- French: Mariage au goût d'orange
- Directed by: Christophe Honoré
- Written by: Christophe Honoré
- Based on: Le Ciel de Nantes by Christophe Honoré
- Produced by: Philippe Martin
- Starring: Adèle Exarchopoulos; Vincent Lacoste; Paul Kircher; Alban Lenoir; Nadia Tereszkiewicz; Malou Khebizi;
- Cinematography: Jeanne Lapoirie
- Edited by: Chantal Hymans
- Production companies: Les Films Pelléas; Chi-Fou-Mi Productions; Trésor Films;
- Distributed by: Ad Vitam
- Release dates: 20 May 2026 (Cannes); 9 December 2026 (France);
- Running time: 115 minutes
- Country: France
- Language: French

= Orange-Flavoured Wedding =

2026 French comedy-drama film

Orange-Flavoured Wedding (French: Mariage au goût d'orange) is a 2026 French comedy-drama film written and directed by Christophe Honoré, and based on his 2021's autobiographical play Le Ciel de Nantes. Starring Adèle Exarchopoulos and Vincent Lacoste, it follows the Puig family during a bittersweet marriage in 1978's Nantes.

The film had its world premiere at the Cannes Premiere section of the 2026 Cannes Film Festival on 18 May 2026. It's schedule to be theatrically released in France by Ad Vitam on 9 December.

== Premise ==
In a church in a suburb of Nantes, in March 1978, the Puig family attends the wedding of Jacques, the youngest of the seven children, and Martine, who lives in the same family neighborhood. Jacques' father, not having been invited due to his long-standing exile, reappears, questioning whether Jacques and Martine truly love each other.

== Cast ==
- Adèle Exarchopoulos as Claudie
- Vincent Lacoste as Dominique
- Paul Kircher as Jacques
- Alban Lenoir as Roger
- Nadia Tereszkiewicz as Marie-Do
- Malou Khebizi as Martine
- Myriem Akheddiou as Annie
- Noée Abita as Isabelle
- Xavier Lacaille as Guy
- Saadia Bentaïeb as Mémé
- Victoire Du Bois as Odette
- Jules Sagot as Claude
- Joann Brezot as Frédéric
- Prune Bozo as Pascale
- Park Ji-min as Michou
- Andranic Manet as Pierre-François

== Production ==
=== Development ===
Produced by Philippe Martin for Les Films Pelléas, in co-production with Chi-Fou-Mi Productions and Trésor Films. Supported by Canal+, Netflix, Ad Vitam, Pyramide International, Centre national du cinéma et de l'image animée (CNC), Région Bretagne and Région Pays de la Loire.

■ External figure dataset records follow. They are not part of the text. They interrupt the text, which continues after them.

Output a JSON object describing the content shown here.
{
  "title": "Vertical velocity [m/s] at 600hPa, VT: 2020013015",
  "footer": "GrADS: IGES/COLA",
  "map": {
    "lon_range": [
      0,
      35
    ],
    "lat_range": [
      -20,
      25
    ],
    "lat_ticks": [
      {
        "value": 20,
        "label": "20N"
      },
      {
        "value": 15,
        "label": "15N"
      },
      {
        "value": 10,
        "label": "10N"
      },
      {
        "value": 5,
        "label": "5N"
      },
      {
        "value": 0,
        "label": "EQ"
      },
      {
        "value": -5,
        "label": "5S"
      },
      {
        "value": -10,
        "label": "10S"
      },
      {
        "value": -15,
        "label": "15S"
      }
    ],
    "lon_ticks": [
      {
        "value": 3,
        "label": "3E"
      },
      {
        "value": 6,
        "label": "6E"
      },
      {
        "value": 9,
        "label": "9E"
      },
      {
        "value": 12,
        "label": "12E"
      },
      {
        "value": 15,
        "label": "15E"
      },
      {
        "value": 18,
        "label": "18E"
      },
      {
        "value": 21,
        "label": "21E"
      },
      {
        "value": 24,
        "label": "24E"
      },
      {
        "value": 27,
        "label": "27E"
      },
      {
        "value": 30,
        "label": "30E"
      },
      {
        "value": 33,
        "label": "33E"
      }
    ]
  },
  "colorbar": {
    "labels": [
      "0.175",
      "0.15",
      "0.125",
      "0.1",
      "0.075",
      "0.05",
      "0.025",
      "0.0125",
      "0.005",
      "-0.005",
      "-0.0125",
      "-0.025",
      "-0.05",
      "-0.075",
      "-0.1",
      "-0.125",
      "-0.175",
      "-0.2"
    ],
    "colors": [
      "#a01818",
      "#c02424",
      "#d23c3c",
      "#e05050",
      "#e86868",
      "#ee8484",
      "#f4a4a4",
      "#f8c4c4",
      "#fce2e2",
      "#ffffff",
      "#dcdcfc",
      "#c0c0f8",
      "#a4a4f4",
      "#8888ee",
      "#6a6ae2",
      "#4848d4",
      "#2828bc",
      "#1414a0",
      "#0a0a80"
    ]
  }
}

In early December 2025, Honoré was revealed to be preparing his 17th feature film, revisiting the family theme of his autobiographical play Le Ciel de Nantes (2021). Vincent Lacoste and Adèle Exarchopoulos were also announced in the main roles, marking the duo fifth screen collaboration. Paul Kircher, Nadia Tereszkiewicz, Alban Lenoir, Noée Abita, Malou Khebizi and Park Ji-min were also announced in supporting roles.

=== Filming ===
Principal photography began on 2 February 2026, on location in Rennes, including filming at the Guillaume-Régnier Hospital and in the streets of the Foyer Rennais, which were decorated the streets in 1970s style. Filming also took place in Vern-d'Anjou and Erdre-en-Anjou on 12 February, and then in Angers on 6 March. Shooting wrapped on 13 March.

Jeanne Lapoirie served as cinematographer, and shot the film on 35mm.

=== Post-production ===
Honoré fast-tracked the editing aiming the 2026 Cannes Film Festival, on 23 April 2026 the film was confirmed at the festival's official selection, alongside a poster and synopsis. Post-production lasted roughly two months.

== Release ==
The film had its world premiere at the Cannes Premiere section of the 2026 Cannes Film Festival on 18 May 2026. It's schedule to be theatrically released in France by Ad Vitam on 9 December.

Pyramide International will handle international sales.